If the boot media for the FTP clients is not precisely the same version as that provided by the local FTP site, sysinstall(8) will not complete the installation. To override this, go into the Options menu and change the distribution name to any.

Warning:

This approach is acceptable for a machine on the local network which is protected by a firewall. Offering anonymous FTP services to other machines over the Internet exposes the computer to increased security risks. It is strongly recommended to follow good security practices when providing services over the Internet.

3.13.3. Installing from an Windows® Partition

To prepare for an installation from a Windows® partition, copy the files from the distribution into a directory in the root directory of the partition, such as c:\freebsd.
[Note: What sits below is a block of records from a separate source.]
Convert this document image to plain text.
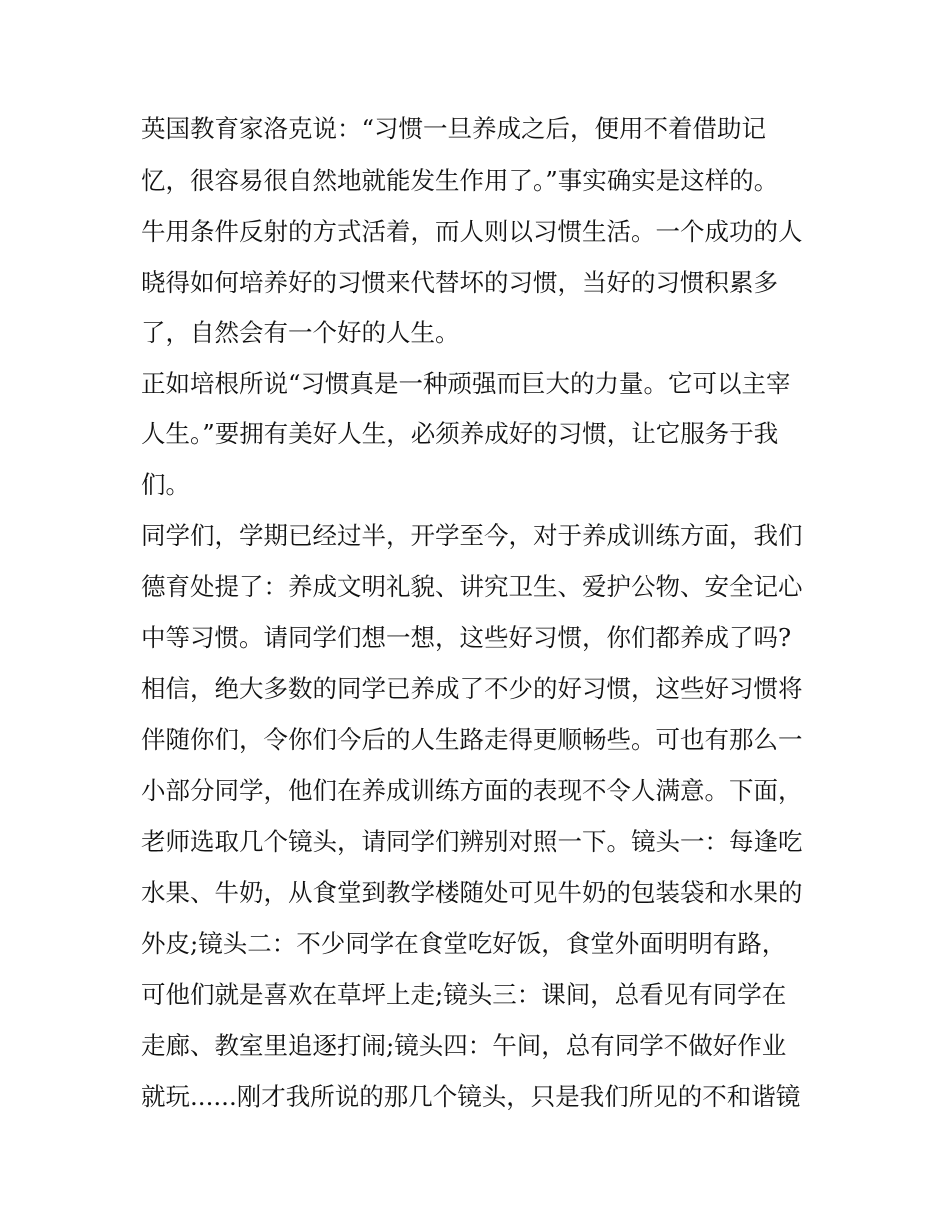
英国教育家洛克说：“习惯一旦养成之后，便用不着借助记
忆，很容易很自然地就能发生作用了。”事实确实是这样的。
牛用条件反射的方式活着，而人则以习惯生活。一个成功的人
晓得如何培养好的习惯来代替坏的习惯，当好的习惯积累多
了，自然会有一个好的人生。
正如培根所说“习惯真是一种顽强而巨大的力量。它可以主宰
人生。”要拥有美好人生，必须养成好的习惯，让它服务于我
们。
同学们，学期已经过半，开学至今，对于养成训练方面，我们
德育处提了：养成文明礼貌、讲究卫生、爱护公物、安全记心
中等习惯。请同学们想一想，这些好习惯，你们都养成了吗?
相信，绝大多数的同学已养成了不少的好习惯，这些好习惯将
伴随你们，令你们今后的人生路走得更顺畅些。可也有那么一
小部分同学，他们在养成训练方面的表现不令人满意。下面，
老师选取几个镜头，请同学们辨别对照一下。镜头一：每逢吃
水果、牛奶，从食堂到教学楼随处可见牛奶的包装袋和水果的
外皮;镜头二：不少同学在食堂吃好饭，食堂外面明明有路，
可他们就是喜欢在草坪上走;镜头三：课间，总看见有同学在
走廊、教室里追逐打闹;镜头四：午间，总有同学不做好作业
就玩......刚才我所说的那几个镜头，只是我们所见的不和谐镜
Since the directory structure must be reproduced, it is recommended to use robocopy when copying from a CD/DVD. For example, to prepare for a minimal installation of FreeBSD:

C:\> md c:\freebsd
C:\> robocopy e:\bin c:\freebsd\bin\ /s
C:\> robocopy e:\manpages c:\freebsd\manpages\ /s

This example assumes that C: has enough free space and E: is where the CD/DVD is mounted.

Alternatively, download the distribution from ftp.FreeBSD.org. Each distribution is in its own directory; for example, the base distribution can be found in the 9.3/base/ directory.

Copy the distributions to install from a Windows® partition to c:\freebsd. Both the base and kernel distributions are needed for the most minimal installation.

3.13.4. Before Installing over a Network

There are three types of network installations available: Ethernet, PPP, and PLIP.

For the fastest possible network installation, use an Ethernet adapter. FreeBSD supports most common Ethernet cards. A list of supported cards is provided in the Hardware Notes for each release of FreeBSD. If using a supported PCMCIA Ethernet card, be sure that it is plugged in before the system is powered on as FreeBSD does not support hot insertion of PCMCIA cards during installation.

Make note of the system's IP address, subnet mask, hostname, default gateway address, and DNS server addresses if these values are statically assigned. If installing by FTP through a HTTP proxy, make note of the proxy's address. If you do not know these values, ask the system administrator or ISP before trying this type of installation.

If using a dialup modem, have the service provider's PPP information handy as it is needed early in the installation process.

If PAP or CHAP are used to connect to the ISP without using a script, type dial at the FreeBSD ppp prompt. Otherwise, know how to dial the ISP using the AT commands specific to the modem, as the PPP dialer provides only a simple terminal emulator. Refer to Section 27.2, “Configuring PPP and ../../../../doc/en_US.ISO8859-1/books/faq/ppp.html for further information. Logging can be directed to the screen using set log local ....

If a hard-wired connection to another FreeBSD machine is available, the installation can occur over a null-modem parallel port cable. The data rate over the parallel port is higher than what is typically possible over a serial line.

3.13.4.1. Before Installing via NFS

To perform an NFS installation, copy the needed FreeBSD distribution files to an NFS server and then point the installer's NFS media selection to it.

If the server supports only a privileged port, set the option NFS Secure in the Options menu so that the installation can proceed.

If using a poor quality Ethernet card which suffers from slow transfer rates, toggle the NFS Slow flag to on.

In order for an NFS installation to work, the server must support subdir mounts. For example, if the FreeBSD 10.0 distribution lives on: ziggy:/usr/archive/stuff/FreeBSD, ziggy will have to allow the direct mounting of /usr/archive/stuff/FreeBSD, not just /usr or /usr/archive/stuff.

In FreeBSD, this is controlled by using -alldirs in /etc/exports. Other NFS servers may have different conventions. If the server is displaying permission denied messages, it is likely that this is not enabled properly.